Ce principe a été introduit par Babeuf. Avec lui une nouvelle période commence dans le socialisme, la période du socialisme révolutionnaire. Depuis, l’idée de la révolution sociale se répand dans toute l’Europe et grandit à chaque révolution politique.

Il y a pourtant des pays où la révolution laisse place à quelques atténuations. En Angleterre, le prolétariat peut profiter des luttes entre l’aristocratie terrienne et la bourgeoisie industrielle pour s’emparer de quelques positions avantageuses. En France, la lutte pour le pouvoir forcera le parti radical à introduire dans son programme des revendications socialistes. Avec l’arrivée au pouvoir des éléments d’un radicalisme accentué, le parti socialiste gagnera un terrain de plus en plus solide pour son action[1]. Enfin une propagande énergique des idées socialistes sur une base scientifique forcera les éléments les plus développés, les intellectuels de la bourgeoisie à passer dans le camp des adversaires sincères et convaincus des classes dominantes.

Mais tout cela ne fera que préparer la bataille décisive.
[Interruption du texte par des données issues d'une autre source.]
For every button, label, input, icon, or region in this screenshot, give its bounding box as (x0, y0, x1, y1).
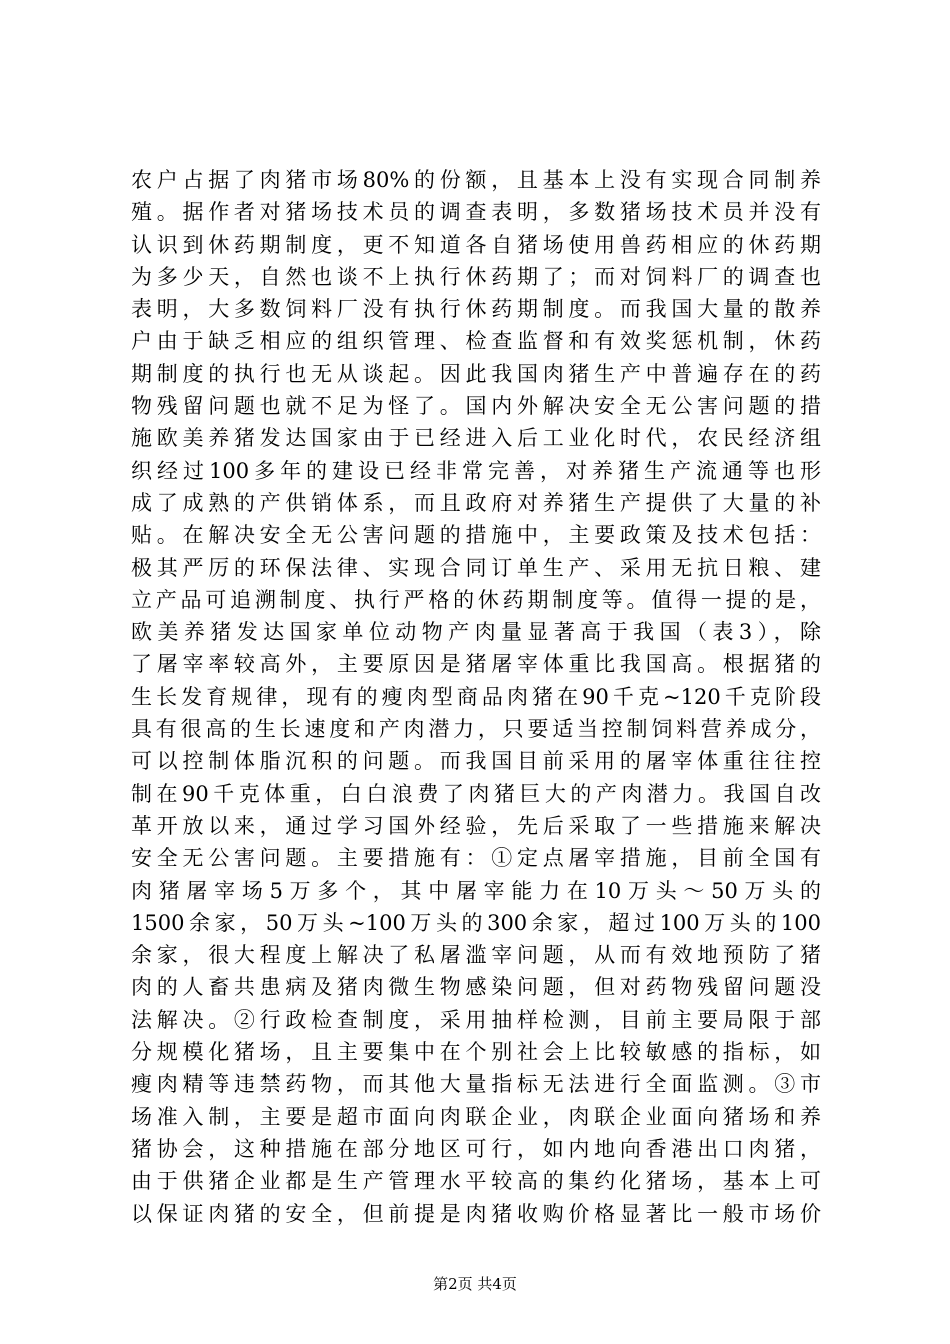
text-line: 革开放以来，通过学习国外经验，先后采取了一些措施来解决 (131, 813, 821, 838)
text-line: 贴。在解决安全无公害问题的措施中，主要政策及技术包括： (131, 523, 821, 548)
text-line: 肉猪屠宰场5万多个，其中屠宰能力在10万头～50万头的 (131, 878, 821, 903)
text-line: 具有很高的生长速度和产肉潜力，只要适当控制饲料营养成分， (131, 717, 821, 742)
text-line: 织经过100多年的建设已经非常完善，对养猪生产流通等也形 (131, 458, 821, 483)
text-line: 殖。据作者对猪场技术员的调查表明，多数猪场技术员并没有 (131, 200, 821, 225)
text-line: 户由于缺乏相应的组织管理、检查监督和有效奖惩机制，休药 (131, 329, 821, 354)
text-line: 可以控制体脂沉积的问题。而我国目前采用的屠宰体重往往控 (131, 749, 821, 774)
page-footer (0, 1274, 950, 1294)
text-line: 农户占据了肉猪市场80%的份额，且基本上没有实现合同制养 (131, 168, 821, 192)
text-line: 物残留问题也就不足为怪了。国内外解决安全无公害问题的措 (131, 394, 821, 419)
text-line: 余家，很大程度上解决了私屠滥宰问题，从而有效地预防了猪 (131, 943, 821, 968)
text-line: 法解决。②行政检查制度，采用抽样检测，目前主要局限于部 (131, 1007, 821, 1032)
text-line: 猪协会，这种措施在部分地区可行，如内地向香港出口肉猪， (131, 1136, 821, 1161)
text-line: 期制度的执行也无从谈起。因此我国肉猪生产中普遍存在的药 (131, 361, 821, 386)
text-line: 制在90千克体重，白白浪费了肉猪巨大的产肉潜力。我国自改 (131, 781, 821, 806)
text-line: 成了成熟的产供销体系，而且政府对养猪生产提供了大量的补 (131, 490, 821, 515)
page-number-label: 第2页 共4页 (433, 1275, 517, 1293)
text-line: 1500余家，50万头~100万头的300余家，超过100万头的100 (131, 910, 821, 935)
text-line: 以保证肉猪的安全，但前提是肉猪收购价格显著比一般市场价 (131, 1201, 821, 1226)
text-line: 场准入制，主要是超市面向肉联企业，肉联企业面向猪场和养 (131, 1104, 821, 1129)
text-line: 了屠宰率较高外，主要原因是猪屠宰体重比我国高。根据猪的 (131, 652, 821, 677)
text-line: 由于供猪企业都是生产管理水平较高的集约化猪场，基本上可 (131, 1169, 821, 1194)
text-line: 极其严厉的环保法律、实现合同订单生产、采用无抗日粮、建 (131, 555, 821, 580)
text-line: 为多少天，自然也谈不上执行休药期了；而对饲料厂的调查也 (131, 264, 821, 289)
text-line: 表明，大多数饲料厂没有执行休药期制度。而我国大量的散养 (131, 297, 821, 322)
text-line: 安全无公害问题。主要措施有：①定点屠宰措施，目前全国有 (131, 846, 821, 871)
text-line: 立产品可追溯制度、执行严格的休药期制度等。值得一提的是， (131, 587, 821, 612)
text-line: 认识到休药期制度，更不知道各自猪场使用兽药相应的休药期 (131, 232, 821, 257)
body-text (131, 164, 821, 1230)
text-line: 分规模化猪场，且主要集中在个别社会上比较敏感的指标，如 (131, 1040, 821, 1065)
text-line: 肉的人畜共患病及猪肉微生物感染问题，但对药物残留问题没 (131, 975, 821, 1000)
text-line: 瘦肉精等违禁药物，而其他大量指标无法进行全面监测。③市 (131, 1072, 821, 1097)
text-line: 生长发育规律，现有的瘦肉型商品肉猪在90千克~120千克阶段 (131, 684, 821, 709)
text-line: 欧美养猪发达国家单位动物产肉量显著高于我国（表3），除 (131, 620, 821, 645)
text-line: 施欧美养猪发达国家由于已经进入后工业化时代，农民经济组 (131, 426, 821, 451)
Au moment où la classe ouvrière suffisamment organisée et consciente réclamera l’abolition de la propriété-monopole, toutes les classes qui vivent du travail des autres cesseront de se combattre et feront un bloc pour s’opposer, au nom de leurs intérêts communs, au socialisme révolutionnaire. Le nombre des intellectuels-transfuges des classes dominantes sera trop insignifiant pour compenser cette résistance. La lutte des classes sera d’autant plus violente que l’évolution économique sera plus avancée, que les classes dominantes profiteront d’une situation plus avantageuse et que leur conscience de classe se trouvera plus développée.


XII

Il y a d’autres conditions qui préparent l’avènement de la société socialiste. C’est l’organisation des forces socialistes, l’unité de son action, d’une part, et la désorganisation, la démoralisation des forces ennemies, de l’autre. En outre, tout ce qui fait ressortir la netteté,

  1. Cela a paru en 1885.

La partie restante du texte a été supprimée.